И когда окреп я духом и телом, и выздоровела она – ибо и ей была дарована возможность, заразившись от меня и переболев, прийти к очищающим мыслям, но тщетно! – осталось всё, как раньше. С той лишь разницей, что стал я суровее с ней, ибо ожили в сердце и памяти моих слова учителя: «Если обезумел ты и влюбился вдруг в женщину, не подай виду никогда, что любишь, что относишься к ней с вниманием и уважением, что заботишься о ней, а главное – не относись к ней так и не заботься, и вскоре всё пройдет, а ты будешь трудиться во имя блага с прежним усердием».
И был я строг и суров с нею, а она терпела и сносила мою строгость, а временами и грубость, с кротостью, меня удивившей, ибо гордыня родилась в её сердце раньше её самой, и объясняла всё последствиями тяжёлой болезни, снизошедшей на меня. Лишь одного хотела она – ребёнка, но твердо отклонил я её просьбы, ибо не может быть счастлив человек, зачатый в грехе, а близость с женщиной – один из самых тяжких. И надлежит нам сначала сделать всё, отдать все наши силы, чтоб восторжествовала высшая благодать, если не для нас, то для детей и внуков наших, а когда восторжествует, плодить потомство и жить самим, кои доживут.
И продолжалась жизнь наша, и продолжалось падение моё, ибо утром и днём твердою рукою отправлял я на костёр заблудших, а вечером шёл к ней, чтобы корить её за бездумность и легкомыслие, не подобающие благонравной женщине. Но, едва я начинал, с улыбкой протягивала она ко мне руки, и терял я нить беседы, и подчинялся её и своим недостойным желаниям, погружаясь в неведомую мне доселе пучину безумия.

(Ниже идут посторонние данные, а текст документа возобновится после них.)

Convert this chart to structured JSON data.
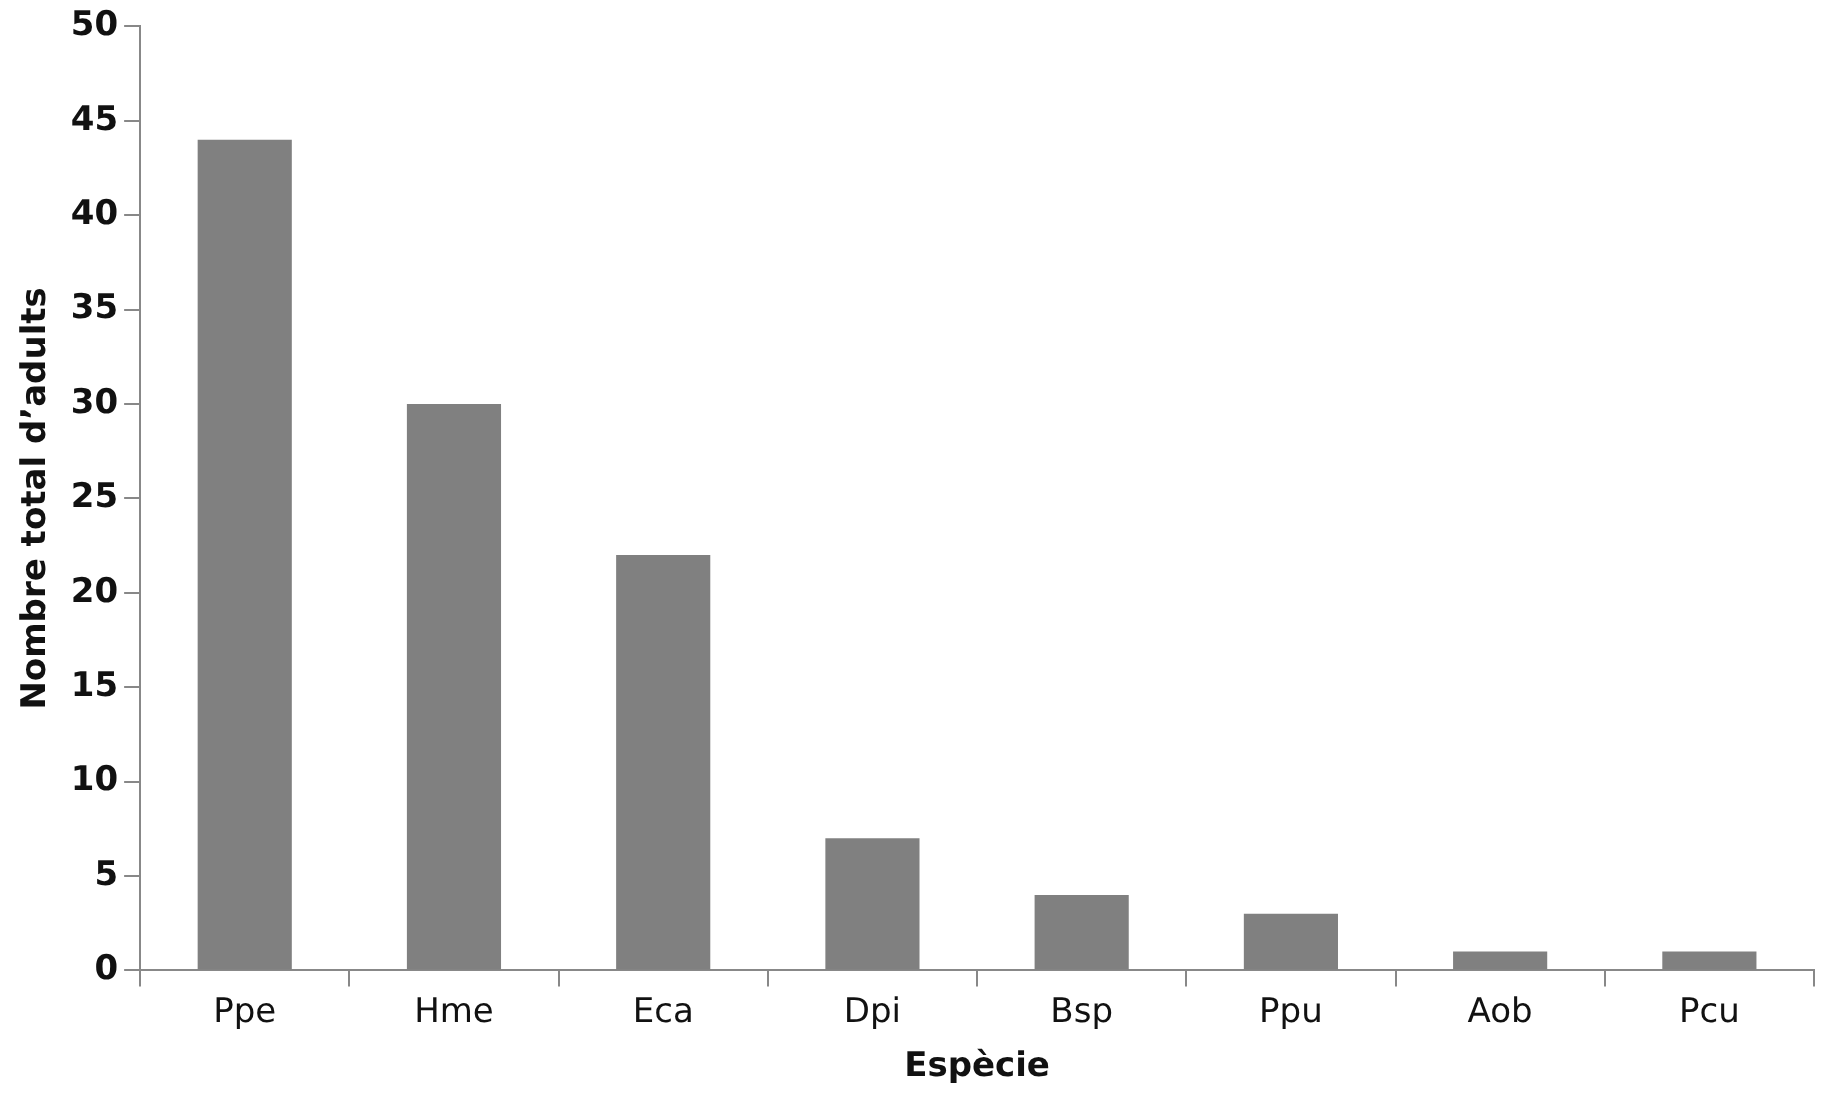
{
  "chart_data": {
    "type": "bar",
    "xlabel": "Espècie",
    "ylabel": "Nombre total d’adults",
    "categories": [
      "Ppe",
      "Hme",
      "Eca",
      "Dpi",
      "Bsp",
      "Ppu",
      "Aob",
      "Pcu"
    ],
    "values": [
      44,
      30,
      22,
      7,
      4,
      3,
      1,
      1
    ],
    "color": "#808080",
    "ylim": [
      0,
      50
    ],
    "yticks": [
      0,
      5,
      10,
      15,
      20,
      25,
      30,
      35,
      40,
      45,
      50
    ]
  }
}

И недавно лишь понял я – она не с нами, и не была с нами никогда, и расхождения наши глубоки и непреодолимы, и что я лишь тешил себя глупой мыслью, что поверхностны наши несогласия и можно их преодолеть при моей настойчивости и её послушании, и что она не разделяет нашей веры, и не обращу я её в нашу веру никогда.
Я ушёл молиться и осенил себя Святым Вечным жестом, что подобает делать лишь в самых крайних случаях. Но не закончились мои страдания на этом…
На следующий вечер смотрел я, как она расчёсывает на ночь волосы при свечах, и вдруг увидел в отражённом в её глазах пламени двух пляшущих чёртиков. С криком пал я ниц, закрыв лицо руками…
Она привела меня в чувство и уложила в постель. «Изы-ди, сатана!» – кричал я, отгоняя её, и беспрерывно осенял себя Святым Вечным жестом. Но она не отходила от меня и потчевала снадобьями, чтоб облегчить последствия болезни, которая, как она думала, поразила не только тело мое, но и мозг. Я гнал её от себя, но… прав, как всегда мой учитель…
Я понял – она ведьма…
Если ересь – ошибка в мышлении и упорство в ней, то ведьмы, веря в дьявола, ошибок не совершают, ибо дьявол действительно существует.
И она – женщина, которую я люблю, стараюсь приобщить к вере нашей, увещевая ежедневно, – она вступила добровольно в союз с дьяволом. И ясно стало мне многое и в её поведении, и в ней самой.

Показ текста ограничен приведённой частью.